Genocide of Belarusian people - Tragedy of Bronnaya Gora

23 января 2022
Belarus is one of the few countries in the world that at the state level keeps the memory of millions of people, who became the victims of Nazi crimes. The law "On the genocide of the Belarusian people" came into force. Public denial of this fact may now entail criminal liability.

Real death factories for the extermination of people operated in the territory of our country during the World War II. We lost every third inhabitant.
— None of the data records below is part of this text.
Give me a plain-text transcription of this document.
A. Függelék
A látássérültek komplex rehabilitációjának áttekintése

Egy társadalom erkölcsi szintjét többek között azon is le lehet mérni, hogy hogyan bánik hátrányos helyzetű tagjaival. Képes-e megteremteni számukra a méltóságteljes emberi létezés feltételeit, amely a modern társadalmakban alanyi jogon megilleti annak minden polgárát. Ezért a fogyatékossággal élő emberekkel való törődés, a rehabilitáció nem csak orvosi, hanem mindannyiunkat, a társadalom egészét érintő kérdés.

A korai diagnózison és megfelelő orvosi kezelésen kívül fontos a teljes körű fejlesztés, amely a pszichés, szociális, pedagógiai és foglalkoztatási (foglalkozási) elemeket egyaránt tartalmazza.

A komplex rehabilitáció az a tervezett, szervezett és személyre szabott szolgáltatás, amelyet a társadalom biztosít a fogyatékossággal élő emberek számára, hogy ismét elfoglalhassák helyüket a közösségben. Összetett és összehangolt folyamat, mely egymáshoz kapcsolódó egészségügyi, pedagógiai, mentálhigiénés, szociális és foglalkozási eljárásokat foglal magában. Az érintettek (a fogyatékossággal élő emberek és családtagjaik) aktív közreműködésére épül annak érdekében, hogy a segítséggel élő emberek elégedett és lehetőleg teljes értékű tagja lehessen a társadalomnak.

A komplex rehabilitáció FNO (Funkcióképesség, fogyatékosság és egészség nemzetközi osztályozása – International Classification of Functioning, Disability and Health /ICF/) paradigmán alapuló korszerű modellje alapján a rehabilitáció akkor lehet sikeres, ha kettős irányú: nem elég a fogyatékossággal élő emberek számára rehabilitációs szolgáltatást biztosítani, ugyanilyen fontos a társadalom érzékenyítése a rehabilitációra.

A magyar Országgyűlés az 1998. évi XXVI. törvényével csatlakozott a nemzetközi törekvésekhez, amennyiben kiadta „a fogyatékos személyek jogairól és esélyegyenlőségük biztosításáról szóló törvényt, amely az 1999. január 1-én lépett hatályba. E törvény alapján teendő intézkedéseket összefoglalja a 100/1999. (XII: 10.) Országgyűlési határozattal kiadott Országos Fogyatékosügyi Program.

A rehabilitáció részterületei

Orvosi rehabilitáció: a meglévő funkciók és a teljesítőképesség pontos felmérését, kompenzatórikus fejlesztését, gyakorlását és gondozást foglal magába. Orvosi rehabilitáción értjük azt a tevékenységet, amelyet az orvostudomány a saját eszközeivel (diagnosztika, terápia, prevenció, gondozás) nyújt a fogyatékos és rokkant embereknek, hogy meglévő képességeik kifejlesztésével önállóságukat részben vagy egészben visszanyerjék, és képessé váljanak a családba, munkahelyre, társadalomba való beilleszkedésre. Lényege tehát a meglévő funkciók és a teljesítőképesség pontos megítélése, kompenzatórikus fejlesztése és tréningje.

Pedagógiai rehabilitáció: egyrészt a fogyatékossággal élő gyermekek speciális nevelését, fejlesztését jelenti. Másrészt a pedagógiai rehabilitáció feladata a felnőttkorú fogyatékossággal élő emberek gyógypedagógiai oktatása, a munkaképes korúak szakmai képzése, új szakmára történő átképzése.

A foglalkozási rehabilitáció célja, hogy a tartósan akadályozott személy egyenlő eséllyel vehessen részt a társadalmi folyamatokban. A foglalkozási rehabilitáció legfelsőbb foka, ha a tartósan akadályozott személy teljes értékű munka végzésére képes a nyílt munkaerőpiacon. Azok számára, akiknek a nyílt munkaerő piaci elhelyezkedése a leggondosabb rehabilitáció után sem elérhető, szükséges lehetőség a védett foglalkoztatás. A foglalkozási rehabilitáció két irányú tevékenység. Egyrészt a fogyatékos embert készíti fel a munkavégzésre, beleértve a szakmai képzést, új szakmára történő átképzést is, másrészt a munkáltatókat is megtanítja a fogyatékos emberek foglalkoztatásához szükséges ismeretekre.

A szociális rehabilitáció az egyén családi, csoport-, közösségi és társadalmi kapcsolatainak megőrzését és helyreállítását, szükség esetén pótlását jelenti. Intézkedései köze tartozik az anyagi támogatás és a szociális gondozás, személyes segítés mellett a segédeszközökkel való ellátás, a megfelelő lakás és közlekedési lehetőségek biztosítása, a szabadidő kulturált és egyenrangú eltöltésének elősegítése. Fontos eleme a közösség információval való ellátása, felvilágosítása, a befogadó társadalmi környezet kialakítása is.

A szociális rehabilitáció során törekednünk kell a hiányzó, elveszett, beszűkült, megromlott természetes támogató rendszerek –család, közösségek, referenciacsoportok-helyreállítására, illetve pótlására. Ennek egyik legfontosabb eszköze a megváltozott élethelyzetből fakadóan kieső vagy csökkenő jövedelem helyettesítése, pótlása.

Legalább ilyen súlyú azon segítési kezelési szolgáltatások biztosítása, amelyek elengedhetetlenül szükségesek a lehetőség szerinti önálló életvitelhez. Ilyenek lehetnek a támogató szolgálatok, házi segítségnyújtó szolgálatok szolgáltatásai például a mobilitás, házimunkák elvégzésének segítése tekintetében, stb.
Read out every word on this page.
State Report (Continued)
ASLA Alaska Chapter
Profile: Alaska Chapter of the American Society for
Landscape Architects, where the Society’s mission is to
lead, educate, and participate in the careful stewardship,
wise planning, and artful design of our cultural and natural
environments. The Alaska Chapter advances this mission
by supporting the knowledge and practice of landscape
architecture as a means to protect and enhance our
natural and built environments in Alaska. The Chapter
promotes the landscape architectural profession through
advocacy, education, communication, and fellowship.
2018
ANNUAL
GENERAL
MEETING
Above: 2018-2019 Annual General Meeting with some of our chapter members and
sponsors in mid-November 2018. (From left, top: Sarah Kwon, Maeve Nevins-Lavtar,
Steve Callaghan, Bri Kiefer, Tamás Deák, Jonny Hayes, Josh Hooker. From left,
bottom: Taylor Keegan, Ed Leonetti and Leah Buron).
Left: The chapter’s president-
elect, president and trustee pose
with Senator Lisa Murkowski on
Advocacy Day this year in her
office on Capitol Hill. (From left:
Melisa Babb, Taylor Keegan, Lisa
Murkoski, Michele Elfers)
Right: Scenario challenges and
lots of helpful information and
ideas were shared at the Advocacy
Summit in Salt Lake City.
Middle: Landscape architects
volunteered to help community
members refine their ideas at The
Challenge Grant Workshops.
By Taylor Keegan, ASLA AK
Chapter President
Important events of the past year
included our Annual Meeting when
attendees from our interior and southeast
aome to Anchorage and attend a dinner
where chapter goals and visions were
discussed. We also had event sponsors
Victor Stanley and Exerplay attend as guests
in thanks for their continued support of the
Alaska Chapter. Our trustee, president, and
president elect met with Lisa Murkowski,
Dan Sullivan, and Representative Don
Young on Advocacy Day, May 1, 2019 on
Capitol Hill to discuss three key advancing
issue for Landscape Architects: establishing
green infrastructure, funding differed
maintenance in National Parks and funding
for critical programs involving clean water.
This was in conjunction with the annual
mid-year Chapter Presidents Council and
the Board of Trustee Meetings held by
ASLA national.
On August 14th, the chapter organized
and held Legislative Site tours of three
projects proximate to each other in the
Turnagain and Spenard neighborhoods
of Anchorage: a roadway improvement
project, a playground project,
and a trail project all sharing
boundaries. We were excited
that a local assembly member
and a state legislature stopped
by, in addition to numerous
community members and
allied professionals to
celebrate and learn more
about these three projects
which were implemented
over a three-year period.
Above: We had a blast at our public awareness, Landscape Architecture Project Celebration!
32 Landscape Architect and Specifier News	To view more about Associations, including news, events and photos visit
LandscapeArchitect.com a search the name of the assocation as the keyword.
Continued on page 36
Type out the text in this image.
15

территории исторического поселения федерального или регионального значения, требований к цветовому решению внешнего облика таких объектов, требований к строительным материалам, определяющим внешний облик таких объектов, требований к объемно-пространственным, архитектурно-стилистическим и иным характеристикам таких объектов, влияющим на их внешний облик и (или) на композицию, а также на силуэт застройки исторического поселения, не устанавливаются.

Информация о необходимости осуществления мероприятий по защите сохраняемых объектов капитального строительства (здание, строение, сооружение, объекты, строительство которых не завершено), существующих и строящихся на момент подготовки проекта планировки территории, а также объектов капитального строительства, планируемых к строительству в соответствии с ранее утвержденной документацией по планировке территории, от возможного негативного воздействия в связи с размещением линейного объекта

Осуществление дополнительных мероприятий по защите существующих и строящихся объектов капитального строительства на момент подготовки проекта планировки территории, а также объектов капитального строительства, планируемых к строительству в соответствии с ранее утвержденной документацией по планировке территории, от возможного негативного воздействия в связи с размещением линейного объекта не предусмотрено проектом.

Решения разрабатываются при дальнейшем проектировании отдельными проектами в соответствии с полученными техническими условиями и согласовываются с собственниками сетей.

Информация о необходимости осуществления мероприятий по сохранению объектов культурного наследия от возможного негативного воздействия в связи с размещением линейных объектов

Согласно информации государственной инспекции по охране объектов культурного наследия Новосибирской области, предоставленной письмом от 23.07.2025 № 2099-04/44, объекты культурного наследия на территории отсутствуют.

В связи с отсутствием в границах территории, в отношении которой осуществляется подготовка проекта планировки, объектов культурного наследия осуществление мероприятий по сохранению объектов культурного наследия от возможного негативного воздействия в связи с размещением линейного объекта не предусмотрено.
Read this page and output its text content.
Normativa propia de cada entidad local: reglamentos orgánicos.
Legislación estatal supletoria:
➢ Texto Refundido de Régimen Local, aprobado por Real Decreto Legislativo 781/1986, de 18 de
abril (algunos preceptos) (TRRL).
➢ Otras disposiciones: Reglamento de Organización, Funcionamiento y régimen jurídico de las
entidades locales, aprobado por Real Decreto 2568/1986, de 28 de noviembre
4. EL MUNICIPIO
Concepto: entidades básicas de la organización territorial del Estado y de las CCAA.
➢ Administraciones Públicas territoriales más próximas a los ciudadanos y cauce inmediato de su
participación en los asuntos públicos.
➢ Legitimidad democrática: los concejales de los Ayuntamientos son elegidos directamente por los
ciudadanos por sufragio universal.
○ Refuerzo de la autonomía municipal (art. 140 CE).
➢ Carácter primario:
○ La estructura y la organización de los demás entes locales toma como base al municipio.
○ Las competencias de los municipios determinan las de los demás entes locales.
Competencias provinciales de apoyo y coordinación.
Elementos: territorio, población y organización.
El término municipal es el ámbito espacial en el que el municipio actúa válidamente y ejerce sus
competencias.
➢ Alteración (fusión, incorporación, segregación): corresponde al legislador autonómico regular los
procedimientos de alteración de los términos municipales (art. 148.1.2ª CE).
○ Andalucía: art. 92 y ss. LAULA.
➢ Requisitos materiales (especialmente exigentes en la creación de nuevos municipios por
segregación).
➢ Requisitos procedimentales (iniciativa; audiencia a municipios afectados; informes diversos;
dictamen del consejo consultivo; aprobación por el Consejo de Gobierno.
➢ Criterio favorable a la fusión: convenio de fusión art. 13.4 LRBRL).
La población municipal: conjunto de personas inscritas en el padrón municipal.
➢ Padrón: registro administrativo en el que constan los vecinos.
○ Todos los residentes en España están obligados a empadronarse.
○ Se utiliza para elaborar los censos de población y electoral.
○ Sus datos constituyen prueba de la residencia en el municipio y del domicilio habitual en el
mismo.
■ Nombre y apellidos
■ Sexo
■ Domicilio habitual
People were gassed, burned alive, blood was taken from children for the treatment of Wehrmacht soldiers. 

It is interesting that while working out the plan "Barbarossa" the leadership of the Third Reich prescribed the methods of liquidation of the population in the occupied territories. Jews were singled out as a separate item. They were relocated to specially created places - ghettos. In Belarus, during the occupation about 200 ghettos were set up. January 27 is the International Day of Remembrance of the Victims of Holocaust. 

Out of six million Jews murdered during the World War II, 800,000 were killed in Belarus. Almost 55 thousand people were eliminated in Bronnaya Gora tract near Bereza. Bereza was occupied on June 23, 1941. Most of its population were Jews. According to pre-war documents their number was up to 80%. It was about four thousand people. A new order was established in the town. On June 26, the occupiers burned the synagogue. 

Galina Kravchuk, senior researcher at Berezova Museum of History and Regional Studies:

“One of the first orders was to surrender all the gold and all the jewels. The second order was to surrender all jewels and all valuables.  All residents had to work. The Third Reich needed infrastructure, transportation, food. People repaired roads and bridges and harvested wood. It was obligatory for Jews to wear yellow stripes.” 

In July 1941, a ghetto was created in Bereza. A little later it was divided into two parts. Part A, where the able-bodied population was taken, and part B, with the elderly, women and children. In addition, the bodies of self-government were established in the ghetto. Every day, the prisoners were asked to contribute their valuables and jewelry. Thus, the Jews were practically buying their right to live every day.

In the fall of 1941, the Nazis exterminated the families of Communists, Red Army soldiers, and part of the Jewish population near the walls of the ancient monastery. 

Kuzma Kozak, associate professor at the History Faculty of the Belarusian State University:

“On January 20, 1942, a decision will be made at the Wannsee Conference on the Final Solution of the Jewish question. There were practically no chances for the Jews. Thus, the total annihilation began. Himmler was put in charge of carrying out the plan for the final annihilation of the Jewish people. Belarus topped the list of countries. In summer, Wilhelm Kube reported to Hinrich Lohse, the Reich Commissar for the Ostland, that the Jews in the Minsk Region were completely eliminated. In a few weeks, 55 thousand people were exterminated in the republic, many of them in Bronnaya Gora tract. Before being sent to the pit, little children were immediately taken away from their mothers.  They took them by their feet and struck them against a tree. They didn't waste ammunition on them and threw them right in the pit. It was very, very scary, the pit was filled with lime and special blue liquid. And for a long time, as witnesses told us, the ground moved.”

Bronnaya Gora ranks fourth in terms of the number of Jews shot in Belarus.  It was carefully guarded by the Nazis. It was surrounded by a high fence and barbed wire. Jews from Bereza Kartuska Prison, Yanov, Drogishin, Gorodets, Brest-Litovsk were taken there and killed. Almost all the Jews of the Brest ghetto lie in Bronnaya Gora.

The people who were brought to the tract had no chance of survival. No one came out of Bronnaya Gora alive. It was a death conveyor belt. Trains with people arrived one after another. Pits-graves dug by Soviet prisoners of war were already prepared. They were up to 50 meters long and four meters deep. The Jews were stripped naked, all their belongings were taken away. The final road, from the train car  to the grave,  was about 400 meters long.

These were calculated deaths. The economists of the Third Reich calculated the benefit of destroying a person. It had to be in surplus. The economic component was the number one task for Germany. 

Kuzma Kozak, associate professor at the History Faculty of the Belarusian State University:

 “At first they were put in the freight cars, then they were not fed. The third stage was that everything they had was taken away from them. It's not just valuables, but anything that's on a person, the last stage is what's in a person, for example, prosthetics. Prosthetics can still serve.”

Several truckloads of precious gems, metals, and valuables were taken out of Bronnay Gora. In the spring of 1944, the Nazis began to cover up their crimes. As elsewhere in Belarus, a special sonderkommando retrieved corpses in Bronnaya Gora and burnt the already dead people. 

About 55 thousand people were killed during summer-autumn of 1942 in Bronnaya Gora. That is the population of the pre-war Brest. They were buried on the area of almost 17 thousand square meters in eight pits-graves. The longest is 63 meters. This is the data of the Extraordinary State Commission, which worked in the tract in September 1944. A few Soviet banknotes, glasses, pins is everything that was left of people.